Dans ce saint lieu de la compétition où règne une ambiance amicale et un joyeux bordel, on retrouve l’élite de la vitesse française des années 70/80. De grands pilotes sur de petites machines. Lesquelles tombent souvent en panne, forcément. En fait, quand on se balade dans le village, on s’aperçoit que tout le monde bricole. C’est un passage obligé. Au point où je soupçonne certains de mes confrères de simuler des pannes sur leurs monos pour avoir l’impression de faire partie du groupe. Un refait sa carburation, un autre remplace son allumage, un autre encore explore son circuit électrique à la recherche d’un problème intermittent et un dernier ouvre son moteur bloqué sur l’asphalte pour le réparer à la hâte, avec l’aide de quelques bons samaritains aux dons de mécanos reconnus. Personnellement, depuis l’an dernier, j’ai fait plus de mécanique lors des cinq événements auxquels j’ai participés que durant toute ma vie. C’est vous dire. Et aux TGJ, j’ai loupé deux séances de roulage, une à cause d’un fusible de batterie mal fixé, l’autre d’un carburateur capricieux que Pascal et Joseph (mes mécanos personnels) m’ont aidé à nettoyer et à régler.

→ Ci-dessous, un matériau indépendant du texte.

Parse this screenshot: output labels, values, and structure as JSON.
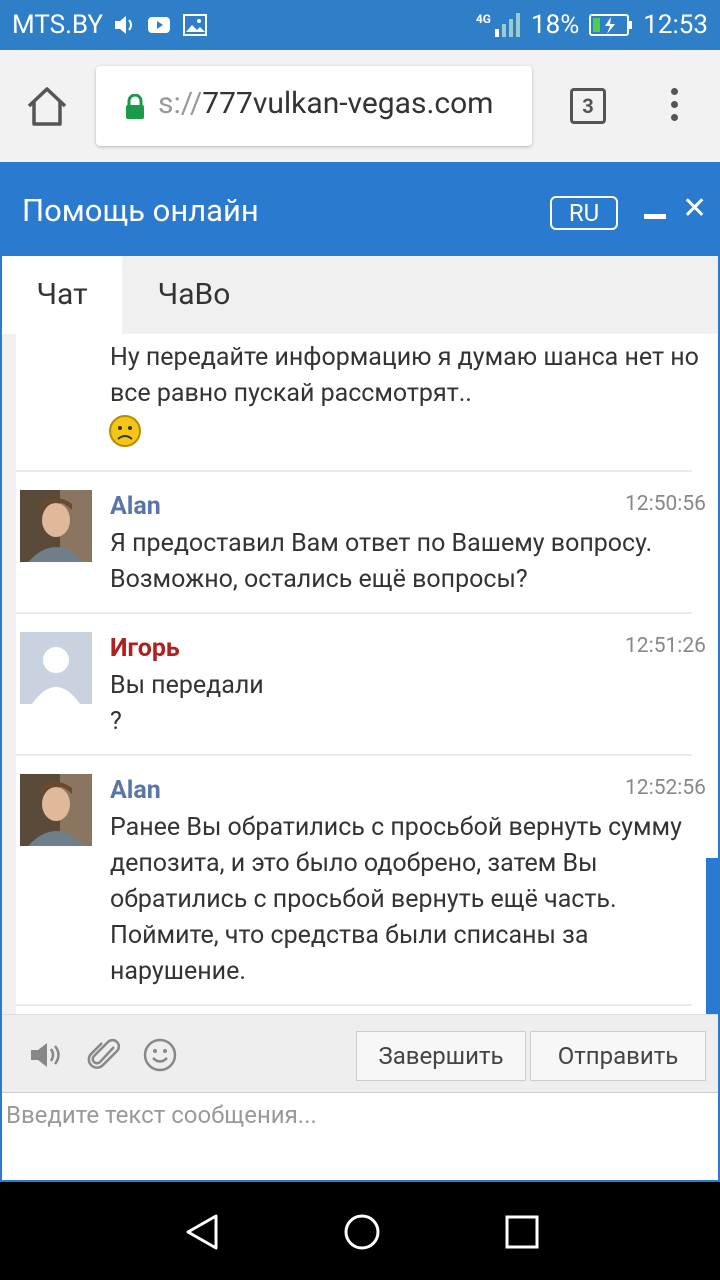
{
  "status_bar": {
    "carrier": "MTS.BY",
    "network": "4G",
    "battery": "18%",
    "time": "12:53"
  },
  "browser": {
    "url_prefix": "s://",
    "url_domain": "777vulkan-vegas.com",
    "tab_count": "3"
  },
  "chat": {
    "title": "Помощь онлайн",
    "language": "RU",
    "tabs": [
      {
        "label": "Чат",
        "active": true
      },
      {
        "label": "ЧаВо",
        "active": false
      }
    ],
    "messages": [
      {
        "author": "",
        "time": "",
        "text": "Ну передайте информацию я думаю шанса нет но все равно пускай рассмотрят..",
        "emoji": "sad-face"
      },
      {
        "author": "Alan",
        "role": "agent",
        "time": "12:50:56",
        "text": "Я предоставил Вам ответ по Вашему вопросу. Возможно, остались ещё вопросы?"
      },
      {
        "author": "Игорь",
        "role": "user",
        "time": "12:51:26",
        "line1": "Вы передали",
        "line2": "?"
      },
      {
        "author": "Alan",
        "role": "agent",
        "time": "12:52:56",
        "text": "Ранее Вы обратились с просьбой вернуть сумму депозита, и это было одобрено, затем Вы обратились с просьбой вернуть ещё часть. Поймите, что средства были списаны за нарушение."
      }
    ],
    "toolbar": {
      "finish_label": "Завершить",
      "send_label": "Отправить"
    },
    "input_placeholder": "Введите текст сообщения..."
  },
  "colors": {
    "accent": "#2a7ad0",
    "agent_name": "#5a76a8",
    "user_name": "#b02020"
  }
}
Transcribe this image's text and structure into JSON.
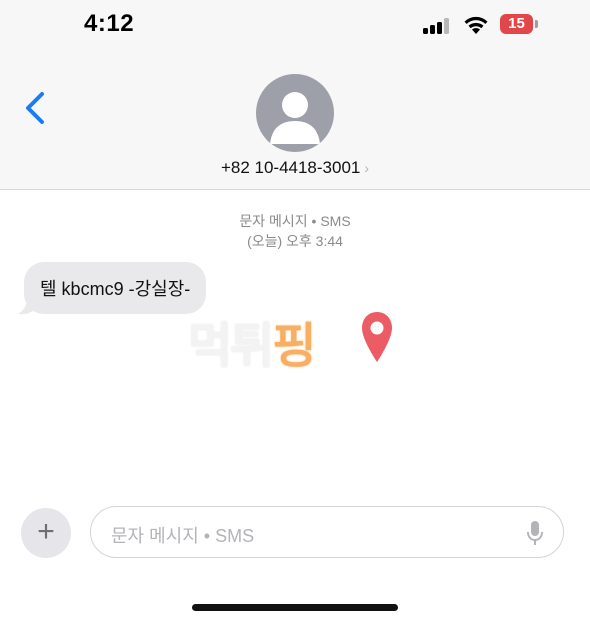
{
  "status_bar": {
    "time": "4:12",
    "battery_level": "15",
    "icons": [
      "cellular-signal-icon",
      "wifi-icon",
      "battery-icon"
    ],
    "battery_color": "#e0464a"
  },
  "header": {
    "back_icon": "chevron-left-icon",
    "accent_color": "#1a7cf5",
    "contact_number": "+82 10-4418-3001",
    "contact_chevron": "›",
    "avatar_icon": "person-silhouette-icon"
  },
  "conversation": {
    "service_label": "문자 메시지 • SMS",
    "timestamp": "(오늘) 오후 3:44",
    "messages": [
      {
        "direction": "incoming",
        "text": "텔 kbcmc9 -강실장-"
      }
    ]
  },
  "watermark": {
    "text": "먹튀핑",
    "colors": [
      "#f2f2f2",
      "#f7a24a",
      "#e8404a"
    ]
  },
  "composer": {
    "add_icon": "plus-icon",
    "add_symbol": "+",
    "placeholder": "문자 메시지 • SMS",
    "mic_icon": "microphone-icon"
  }
}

Mais cela n’entame en rien la bonne humeur du groupe, au contraire. L’amitié et l’entraide permettent de venir à bout de tous les problèmes — mécaniques ou humains — et on finit tous par se retrouver sur la piste pour se chamailler comme de sales gosses dans une cour d’école. Le soir, tout le monde se retrouve sous le chapiteau de l’association pour une bouffe communautaire durant laquelle on partage moult victuailles et de nombreuses bouteilles de vin et d’alcool fort. Une occasion de se remémorer le bon vieux temps et nos exploits d’antan. À l’époque où on a failli courir en Grand Prix, voire devenir champion du monde. Ou tout simplement faire une vraie carrière de pilote. Car le talent, on l’avait. C’est l’argent qui faisait défaut. C’est pour ça qu’on avait choisi le Challenge Honda pour se lancer en compétition. Parce que ce n’était pas cher et que l’on pouvait faire valoir notre niveau de pilotage, les motos étant toutes de série, donc égales (enfin presque).
Une super expérience
En ce qui me concerne, j’ai adoré ma participation aux TGJ. C’est un événement remarquable, avec une ambiance incroyable et un esprit dont certains promoteurs devraient s’inspirer. Malgré le côté surréaliste de la rencontre, l’organisation est irréprochable et professionnelle, tout en gardant un côté humain et fraternel que j’ai grandement apprécié.
Même la météo, dont les prévisions étaient pourtant pour le moins alarmistes (on nous annonçait de la pluie, de la grêle et des températures polaires), a collaboré avec les « désorganisateurs » pour garantir des séances de roulage sur piste sèche. Le paradis, quoi.
Bravo aux Trophées Gérard Jumeaux et à tous les « désorganisateurs » et bénévoles qui ont réussi à faire de cet événement une manifestation de haut vol dont Gérard serait assurément fier. Longue vie aux TGJ !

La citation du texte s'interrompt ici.